The recent Safe Harbor ruling for example states that the data of any European citizen cannot be kept in the US or fall under the remit of PRYSM. And by the end of this month both the EU and US will have to authorities will have to establish an alternative data-sharing agreement.
But what impact will this have on global businesses and the data centres that host their valuable data?
Collision course of the digital and physical worlds
New technologies and innovations mean that digital societies and geographical boundaries can no longer work together coherently. Trying to define the boundaries of digital content is becoming increasingly challenging and Safe Harbor rulings in 2015 highlight the complex nature of the digital data protection landscape.
Businesses and service providers are now assessing how this affects their offerings, with many adding clauses into existing contracts in order to work around the ruling. However, this approach is merely a temporary band-aid for an issue that needs to be addressed from the roots – current laws just cannot effectively manage our digital world. It’s no longer possible to manage the digital world regionally – it needs a global view.
Drawing the lines of the digital battleground
Virtualisation is the foundation of every cloud, and as businesses increasingly move towards storing data in public and private clouds pinpointing the exact location of where this data is stored becomes tricky. And trying to shoehorn virtualisation into physical characteristics seems counter-productive.
Post-Snowden and Safe Harbor, data sovereignty and the role and location of data centres have been pushed to the top of the agenda. US companies have moved to globalise their data centre footprints, so they could keep their customers’ data in regional data centres, rather than consolidated in the US.
Microsoft was quick to announce it would be opening a German data centre in conjunction with Deutsch Telekom shortly after the Safe Harbor ruling – a move to further distance itself and its European customers’ data being associated with an American tech giant governed by PRYSM.
But a global data centre footprint is only part of the solution to complex data sovereignty and custody challenges. Businesses of all sizes can now operate on a global level – from huge conglomerates like Amazon to small “Etsy-like” retailers – which means everyone needs to concern themselves with the location of their customer data and which laws it needs to abide by.

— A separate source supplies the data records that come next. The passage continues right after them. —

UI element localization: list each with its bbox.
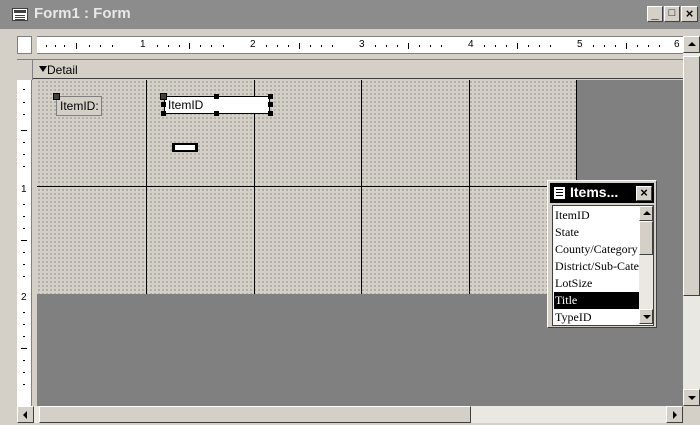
resize-handle-left[interactable] xyxy=(161,102,166,107)
section-arrow-icon xyxy=(39,66,47,72)
resize-handle-bottom-right[interactable] xyxy=(268,111,273,116)
ruler-number-3: 3 xyxy=(359,39,365,50)
field-item-itemid[interactable]: ItemID xyxy=(554,207,639,224)
field-list-scroll-down[interactable] xyxy=(639,309,653,324)
scroll-right-button[interactable] xyxy=(666,406,683,423)
field-list-scroll-thumb[interactable] xyxy=(639,221,653,255)
resize-handle-bottom[interactable] xyxy=(214,111,219,116)
field-list-scrollbar[interactable] xyxy=(639,206,653,324)
ruler-number-4: 4 xyxy=(468,39,474,50)
vruler-number-2: 2 xyxy=(21,292,27,303)
field-item-district-sub-category[interactable]: District/Sub-Category xyxy=(554,258,639,275)
field-item-state[interactable]: State xyxy=(554,224,639,241)
field-list-title: Items... xyxy=(570,184,619,200)
field-list-window[interactable]: Items... × ItemID State County/Category … xyxy=(547,180,657,328)
textbox-move-handle[interactable] xyxy=(160,93,167,100)
horizontal-ruler[interactable]: 1 2 3 4 5 6 xyxy=(37,36,683,54)
section-selector[interactable] xyxy=(17,60,33,80)
form-design-window: Form1 : Form _ □ × 1 2 3 4 5 6 Detail 1 … xyxy=(0,0,700,425)
ruler-number-6: 6 xyxy=(674,39,680,50)
field-item-county-category[interactable]: County/Category xyxy=(554,241,639,258)
detail-section-bar[interactable]: Detail xyxy=(17,59,683,80)
scroll-left-button[interactable] xyxy=(17,406,34,423)
resize-handle-right[interactable] xyxy=(268,102,273,107)
field-list-box[interactable]: ItemID State County/Category District/Su… xyxy=(552,205,654,326)
field-list-titlebar[interactable]: Items... × xyxy=(550,183,654,203)
vertical-ruler[interactable]: 1 2 xyxy=(17,80,32,406)
field-list-close-button[interactable]: × xyxy=(636,186,652,201)
field-item-lotsize[interactable]: LotSize xyxy=(554,275,639,292)
detail-section-grid[interactable] xyxy=(37,80,577,294)
minimize-button[interactable]: _ xyxy=(647,6,663,22)
resize-handle-top-right[interactable] xyxy=(268,94,273,99)
maximize-button[interactable]: □ xyxy=(664,6,680,22)
itemid-label-control[interactable]: ItemID: xyxy=(56,96,102,116)
vertical-scroll-thumb[interactable] xyxy=(683,56,700,296)
close-button[interactable]: × xyxy=(681,6,698,22)
small-control[interactable] xyxy=(172,143,198,152)
window-titlebar[interactable]: Form1 : Form _ □ × xyxy=(0,0,700,29)
horizontal-scrollbar[interactable] xyxy=(17,406,683,423)
field-list-scroll-up[interactable] xyxy=(639,206,653,221)
vertical-scrollbar[interactable] xyxy=(683,36,700,406)
ruler-number-2: 2 xyxy=(250,39,256,50)
ruler-number-1: 1 xyxy=(140,39,146,50)
window-title: Form1 : Form xyxy=(34,5,131,22)
label-move-handle[interactable] xyxy=(53,93,60,100)
field-item-title[interactable]: Title xyxy=(554,292,639,309)
resize-handle-top[interactable] xyxy=(214,94,219,99)
scroll-up-button[interactable] xyxy=(683,36,700,53)
scroll-down-button[interactable] xyxy=(683,389,700,406)
section-label: Detail xyxy=(47,63,78,77)
form-icon xyxy=(12,8,28,21)
resize-handle-bottom-left[interactable] xyxy=(161,111,166,116)
horizontal-scroll-thumb[interactable] xyxy=(39,406,471,423)
field-list-icon xyxy=(554,187,565,199)
field-item-typeid[interactable]: TypeID xyxy=(554,309,639,325)
vruler-number-1: 1 xyxy=(21,184,27,195)
ruler-corner-select-form[interactable] xyxy=(17,36,32,54)
ruler-number-5: 5 xyxy=(577,39,583,50)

Safe Harbor has catapulted data location, the laws, and the ethics surrounding them into the mainstream. And until governments and businesses look at these issues at a global level versus a regional level the complexity of this minefield is only going to worsen. In the meantime businesses and organisations will need to thoroughly assess the location of their European customers’ data and move its physical location out of the US. Data centres with a global footprint and premises located in various countries will help businesses ensure their data is compliant with that geographies data laws – but this is only a patch for a global issue that digital world cannot simply be governed by physical laws.